Right here’s a snippet of the primary sport movement:
import asynciofrom src.handle_transcript import text_to_speech
from src.main_flow_helpers import choose_figure, begin, play_round,
is_another_round
def farewell() -> None:
farewell_message = "It was nice having you right here, "
"hope to see you once more quickly!"
print(f"n{farewell_message}")
text_to_speech(farewell_message)
async def get_round_settings(determine: str) -> dict:
new_round_choice = await is_another_round()
if new_round_choice == "new determine":
return {"determine": "", "another_round": True}
elif new_round_choice == "no":
return {"determine": "", "another_round": False}
elif new_round_choice == "sure":
return {"determine": determine, "another_round": True}
async def fundamental():
begin()
another_round = True
determine = ""
whereas True:
if not determine:
determine = await choose_figure()
whereas another_round:
await play_round(chosen_figure=determine)
user_choices = await get_round_settings(determine)

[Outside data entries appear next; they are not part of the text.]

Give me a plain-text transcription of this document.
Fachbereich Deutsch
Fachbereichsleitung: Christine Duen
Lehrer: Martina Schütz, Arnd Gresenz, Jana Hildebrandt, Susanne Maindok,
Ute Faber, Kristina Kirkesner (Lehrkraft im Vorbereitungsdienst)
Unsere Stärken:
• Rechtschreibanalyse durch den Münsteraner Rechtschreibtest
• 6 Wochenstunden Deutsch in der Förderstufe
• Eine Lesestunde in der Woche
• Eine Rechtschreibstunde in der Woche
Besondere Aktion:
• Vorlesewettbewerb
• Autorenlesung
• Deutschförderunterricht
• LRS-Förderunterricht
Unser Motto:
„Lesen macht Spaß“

determine, another_round =
user_choices.get("determine"), user_choices.get("another_round")
if not determine:
break
if another_round is False:
farewell()
break
if __name__ == "__main__":
asyncio.run(fundamental())
We had a number of concepts in thoughts that we didn’t get to implement in the course of the hackathon. This was both as a result of we didn’t discover an API we had been happy with throughout that weekend, or because of the time constraints stopping us from growing sure options. These are the paths we didn’t take for this mission:
Matching the Response Voice with the Chosen Determine’s “Precise” Voice
Think about if the person selected to speak to Shrek, Trump, or Oprah Winfrey. We needed our text-to-speech library or API to articulate responses utilizing voices that matched the chosen determine. Nevertheless, we couldn’t discover a library or API in the course of the hackathon that supplied this characteristic at an inexpensive value. We’re nonetheless open to strategies you probably have any =)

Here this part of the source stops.